Quick tip for those struggling with SPF

I'm mostly a very lightweight geek, but I do one thing that's quite hard core, these days: I run my own mailserver, rather than letting Google do it for me. (I know they just want to love me. I know, I know.)

This includes outgoing mail. I send all my mail through my own postfix server, which - until today - relayed it all through my ISP's SMTP server. Geeks have been doing this sort of thing for years.

Lately I've had a bit of a problem: more and more of my mails are getting rejected by SPF. Especially ones from my redhat.com address, because redhat.com implements SPF, and so any server which also implements it will flag or refuse mail that claims to be from a redhat.com email address but which didn't arrive from Red Hat's outgoing mail server.

This is a bit of a pain. If you're in the same situation but you don't run your own mail server, all you need to do is make sure each of your accounts is set to send outgoing mail through the correct server, don't just send them all through your ISP server. If you run your own mail server which then relays the mail, though, it's a bit trickier.

I started on a whiny post about how SPF was evil, then decided I'd better just try and fix it instead. So with a few minutes of Googling, here's how you do it, with Postfix at least. Postfix has a feature which lets you override the relayhost parameter conditionally, depending on the address the email claims to be from. So, I added a line like this in my /etc/postfix/main.cf:

sender_dependent_relayhost_maps = hash:/etc/postfix/sender_relay

and I created the file /etc/postfix/sender_relay , which contains this single line:

@redhat.com [foobaroutgoingserver.redhat.com]
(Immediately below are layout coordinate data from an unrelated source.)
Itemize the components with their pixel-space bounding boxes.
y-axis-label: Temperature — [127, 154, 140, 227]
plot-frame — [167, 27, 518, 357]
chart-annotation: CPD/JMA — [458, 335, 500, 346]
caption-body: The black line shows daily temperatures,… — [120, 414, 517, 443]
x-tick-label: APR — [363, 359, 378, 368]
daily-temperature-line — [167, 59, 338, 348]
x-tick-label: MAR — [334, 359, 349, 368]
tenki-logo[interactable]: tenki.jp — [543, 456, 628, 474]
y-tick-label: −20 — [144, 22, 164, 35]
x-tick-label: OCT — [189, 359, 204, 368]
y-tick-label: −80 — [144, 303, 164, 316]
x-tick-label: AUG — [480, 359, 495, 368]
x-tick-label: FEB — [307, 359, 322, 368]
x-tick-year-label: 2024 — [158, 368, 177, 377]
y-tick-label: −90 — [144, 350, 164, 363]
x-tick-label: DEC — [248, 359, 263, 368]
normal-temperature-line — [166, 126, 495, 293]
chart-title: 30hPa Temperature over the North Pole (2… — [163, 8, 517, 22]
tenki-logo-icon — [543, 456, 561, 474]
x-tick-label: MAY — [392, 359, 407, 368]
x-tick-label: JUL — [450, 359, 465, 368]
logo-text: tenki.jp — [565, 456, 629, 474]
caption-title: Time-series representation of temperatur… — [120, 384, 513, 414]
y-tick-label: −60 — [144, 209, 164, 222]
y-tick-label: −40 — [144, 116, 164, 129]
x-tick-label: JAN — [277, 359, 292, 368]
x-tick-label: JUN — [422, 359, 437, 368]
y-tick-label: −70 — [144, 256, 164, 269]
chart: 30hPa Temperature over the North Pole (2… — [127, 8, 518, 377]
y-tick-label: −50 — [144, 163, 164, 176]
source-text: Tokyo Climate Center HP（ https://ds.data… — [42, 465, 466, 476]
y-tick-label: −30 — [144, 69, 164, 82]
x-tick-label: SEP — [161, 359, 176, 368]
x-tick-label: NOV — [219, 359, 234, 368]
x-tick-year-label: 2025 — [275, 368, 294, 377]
et voila. Any mail sent through my server which claims to be from someone@redhat.com gets relayed via Red Hat's SMTP server (no, that's not its real address), not via my ISP's server (which all my other mail gets relayed through). That was simple.


mcepl wrote on 2009-05-03 19:52:
a) I found it useful to also plain rule to send all emails directed to @redhat.com address (whatever email address they come from) to be sent through internal SMTP server as well. Just a security measure for emails with @redhat.com recipient (and possibly with confidential content) be sent internally. Put redhat.com :[secret.smtp-server.redhat.com] .redhat.com :[secret.smtp-server.redhat.com] b) why do you hate comments? Ever heard about OpenID? Wordpress should support it. Matěj
adamw wrote on 2009-05-03 19:56:
I don't hate comments, I hate spam. :) Yes, I've heard of OpenID, but I've generally found it to be about as useful as a chocolate teapot. It's my blog, I'll be as lazy as I like in maintaining it ;). I figure if you're not willing to spend ten seconds to sign up before saying what you want to say, it probably wasn't worth reading anyway...I've been filtered out in a similar way on other people's blogs, and when I thought about it the next day, it always turned out that what I wanted to say wasn't really worthwhile...heh.